The only thing missing was a pitch invasion by a bulldog draped in a Union Jack, carrying some fish and chips and a blue passport in its mouth, as voted for by a misled and disillusioned public. A World Cup semi-final exit with a disallowed goal, a missed penalty, a red card and a taunt over drinking tea is about as English a defeat as they come.
It would have taken a gargantuan effort to beat the United States. This was the best team in the world against one ranked third, the reigning champions against a side that had never ventured beyond the semi-finals. This was one loss in 43 games versus two in nine, a manager with 11 World Cup victories against one with 12 competitive career wins as a coach. That it only felt like a mismatch for the first 15 and last ten minutes is testament to these brilliant but eminently flawed Lionesses.
Yet coming so tantalisingly close only exacerbates the pain. If Laura Bassett’s stoppage-time own goal against Japan at this stage in Canada four years ago was an instantaneous heartbreak, this was a delicate, invasive and altogether more painful bypass.

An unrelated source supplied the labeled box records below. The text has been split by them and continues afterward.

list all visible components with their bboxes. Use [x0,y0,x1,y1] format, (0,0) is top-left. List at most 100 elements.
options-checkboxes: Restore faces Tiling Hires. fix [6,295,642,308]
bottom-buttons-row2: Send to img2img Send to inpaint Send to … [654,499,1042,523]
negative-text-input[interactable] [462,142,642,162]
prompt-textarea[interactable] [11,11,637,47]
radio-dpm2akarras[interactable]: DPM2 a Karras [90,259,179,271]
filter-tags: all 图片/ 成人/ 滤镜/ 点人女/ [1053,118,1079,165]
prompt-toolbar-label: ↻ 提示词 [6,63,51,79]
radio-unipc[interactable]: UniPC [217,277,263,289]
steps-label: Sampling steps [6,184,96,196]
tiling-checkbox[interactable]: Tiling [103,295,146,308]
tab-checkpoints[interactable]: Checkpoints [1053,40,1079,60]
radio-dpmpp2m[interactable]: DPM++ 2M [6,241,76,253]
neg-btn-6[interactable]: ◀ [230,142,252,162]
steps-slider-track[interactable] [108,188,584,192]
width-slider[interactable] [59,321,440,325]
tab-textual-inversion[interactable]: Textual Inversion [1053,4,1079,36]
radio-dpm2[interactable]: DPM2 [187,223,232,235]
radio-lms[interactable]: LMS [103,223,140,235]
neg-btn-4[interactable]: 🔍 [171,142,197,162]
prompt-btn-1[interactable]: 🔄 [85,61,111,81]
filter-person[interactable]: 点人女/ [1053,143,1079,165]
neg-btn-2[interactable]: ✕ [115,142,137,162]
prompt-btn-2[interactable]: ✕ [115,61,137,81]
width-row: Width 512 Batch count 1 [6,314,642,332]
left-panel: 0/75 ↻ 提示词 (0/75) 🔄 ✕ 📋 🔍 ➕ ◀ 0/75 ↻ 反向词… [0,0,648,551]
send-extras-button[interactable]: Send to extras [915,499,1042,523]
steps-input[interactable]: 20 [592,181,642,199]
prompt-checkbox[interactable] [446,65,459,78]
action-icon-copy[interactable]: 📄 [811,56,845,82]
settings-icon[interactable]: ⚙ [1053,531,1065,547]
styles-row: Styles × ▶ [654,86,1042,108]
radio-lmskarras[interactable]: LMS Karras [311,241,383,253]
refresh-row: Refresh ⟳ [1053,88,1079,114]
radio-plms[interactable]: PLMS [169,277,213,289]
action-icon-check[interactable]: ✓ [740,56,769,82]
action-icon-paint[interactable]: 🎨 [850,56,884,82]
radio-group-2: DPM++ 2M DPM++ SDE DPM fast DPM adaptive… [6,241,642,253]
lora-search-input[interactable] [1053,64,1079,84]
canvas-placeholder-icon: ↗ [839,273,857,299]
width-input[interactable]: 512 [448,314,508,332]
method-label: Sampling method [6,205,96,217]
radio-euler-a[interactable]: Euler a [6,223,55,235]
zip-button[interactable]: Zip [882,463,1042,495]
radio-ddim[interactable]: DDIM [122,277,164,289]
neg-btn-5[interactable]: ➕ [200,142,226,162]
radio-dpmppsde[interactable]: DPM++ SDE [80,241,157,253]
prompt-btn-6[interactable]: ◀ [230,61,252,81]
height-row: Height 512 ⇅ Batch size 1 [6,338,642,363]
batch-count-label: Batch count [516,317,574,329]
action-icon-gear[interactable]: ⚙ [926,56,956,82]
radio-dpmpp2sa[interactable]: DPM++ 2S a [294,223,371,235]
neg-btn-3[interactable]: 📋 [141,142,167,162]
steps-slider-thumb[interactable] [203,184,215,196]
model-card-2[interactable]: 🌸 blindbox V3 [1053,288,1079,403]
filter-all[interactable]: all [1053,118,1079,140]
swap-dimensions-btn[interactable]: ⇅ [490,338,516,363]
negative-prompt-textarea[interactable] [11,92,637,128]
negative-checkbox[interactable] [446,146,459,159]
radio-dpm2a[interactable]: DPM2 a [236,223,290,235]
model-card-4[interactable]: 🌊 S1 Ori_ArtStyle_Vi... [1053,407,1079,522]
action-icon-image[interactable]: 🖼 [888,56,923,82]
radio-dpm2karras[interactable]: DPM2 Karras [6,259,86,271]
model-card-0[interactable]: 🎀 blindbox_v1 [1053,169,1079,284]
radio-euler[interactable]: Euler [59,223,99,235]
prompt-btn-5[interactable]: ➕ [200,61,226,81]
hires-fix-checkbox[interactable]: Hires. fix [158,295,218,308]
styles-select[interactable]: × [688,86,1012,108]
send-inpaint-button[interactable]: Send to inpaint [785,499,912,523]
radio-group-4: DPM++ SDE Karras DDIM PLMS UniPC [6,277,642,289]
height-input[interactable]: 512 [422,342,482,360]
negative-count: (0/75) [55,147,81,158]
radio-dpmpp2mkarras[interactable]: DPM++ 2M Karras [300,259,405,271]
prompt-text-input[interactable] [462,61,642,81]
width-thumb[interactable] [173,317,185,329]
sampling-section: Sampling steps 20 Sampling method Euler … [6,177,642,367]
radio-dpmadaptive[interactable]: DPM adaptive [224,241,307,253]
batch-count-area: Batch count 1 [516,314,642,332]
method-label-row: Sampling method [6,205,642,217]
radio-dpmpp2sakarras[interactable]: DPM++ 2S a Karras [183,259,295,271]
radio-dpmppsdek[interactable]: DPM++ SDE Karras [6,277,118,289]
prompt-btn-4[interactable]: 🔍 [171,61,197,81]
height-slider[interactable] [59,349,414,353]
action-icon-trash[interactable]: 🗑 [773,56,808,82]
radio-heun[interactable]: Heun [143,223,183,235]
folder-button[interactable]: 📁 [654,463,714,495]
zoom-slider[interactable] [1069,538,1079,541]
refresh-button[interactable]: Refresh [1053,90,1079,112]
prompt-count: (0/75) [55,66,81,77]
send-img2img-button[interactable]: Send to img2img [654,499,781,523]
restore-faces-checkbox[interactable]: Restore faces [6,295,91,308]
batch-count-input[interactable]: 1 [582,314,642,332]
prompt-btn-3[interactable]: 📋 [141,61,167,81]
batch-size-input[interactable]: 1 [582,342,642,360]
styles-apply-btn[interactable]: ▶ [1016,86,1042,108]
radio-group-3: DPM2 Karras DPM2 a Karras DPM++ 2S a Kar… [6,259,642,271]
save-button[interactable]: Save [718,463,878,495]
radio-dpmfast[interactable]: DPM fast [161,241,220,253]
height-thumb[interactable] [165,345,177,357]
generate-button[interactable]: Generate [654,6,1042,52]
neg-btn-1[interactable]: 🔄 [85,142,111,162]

It felt like England had struck the first blow before a ball was even kicked. Megan Rapinoe’s absence was a surprise, one that Phil Neville could hardly have prepared for. Her two goals in the quarter-final win over France ensured she could not be overshadowed by anyone at this tournament – not for the want of the American president’s trying – but Jill Ellis had other plans. The US coach promised to “address the issue” after the game, with the talisman not even making a substitute appearance.
Not that she was needed. Her replacement, Christen Press, was deployed primarily to stifle Lucy Bronze’s attacks, hound her in possession and force the right-back to set up camp in her own half. Not since Miroslav Klose last followed up a wayward shot with a much more accurate effort has nominative determinism been such a successful World Cup tactic: Bronze was a shadow of her wonderful self in the first half, and Press capitalised on her mistake to score the opener.
England’s response to early inferiority was an equaliser crafted from sublime teamwork, with Keira Walsh’s distribution, Beth Mead’s pinpoint accuracy and Ellen White’s delightful finishing combining to devastating effect.
But the United States were simply better, faster, stronger, crisper, sharper, more skilful, more arrogant. England earned parity for all of 12 minutes before they were behind once more. Lindsey Horan’s cross was perfect, the defending was typically sloppy and Alex Morgan celebrated a well-taken goal by pretending to sip tea, establishing herself as only the second biggest scourge on England with that surname.
That it seemed beyond the Lionesses at that stage is testament to how they ensured this was a contest until the very end. White was dreadfully unlucky to have strayed marginally offside from Jill Scott’s flick before another excellent finish, but not even the psychological effect of having their breakthrough overturned stopped what Neville described as a “steam train” before the game.
Of course, his suggestion that “you’ve got to grasp it with both feet” was taken perhaps too literally by captain Steph Houghton, whose penalty five minutes from time was fumbled into Alyssa Naeher’s grateful arms. The unquantifiable, unimaginable pressure she and England felt in that moment was finally too much: their resolve, for the first time in a long time, had been truly broken.
Many of these players will be haunted by ‘What ifs’ and ‘If onlys’ for the rest of their careers. Seven members of this squad are in their 30s, unlikely to have another chance on this stage again. But England should be proud of their efforts. They lost a game they were not supposed to win, and the United States will carry these bruises and scars into the final.
The inquests, if at all necessary, should not take long. England won five of their six games at this World Cup, keeping enough clean sheets to obscure their defensive frailty and losing to the first team they were not favourites to beat. They also harnessed a wave of hard-earned public support, captured the imagination and inspired a new generation to follow in their footsteps.
If that sounds familiar, the same scenario was played out in Russia last summer. Football came home 12 months ago and, after a brief sojourn, it is ringing the doorbell once more. This has been as much about restoring national pride as it was winning the literal trophy. The latter was the obvious aim, but the former is a fine consolation – not that it feels as much right now. It does neither side a disservice to say England’s wonderful women have achieved equality with their male counterparts.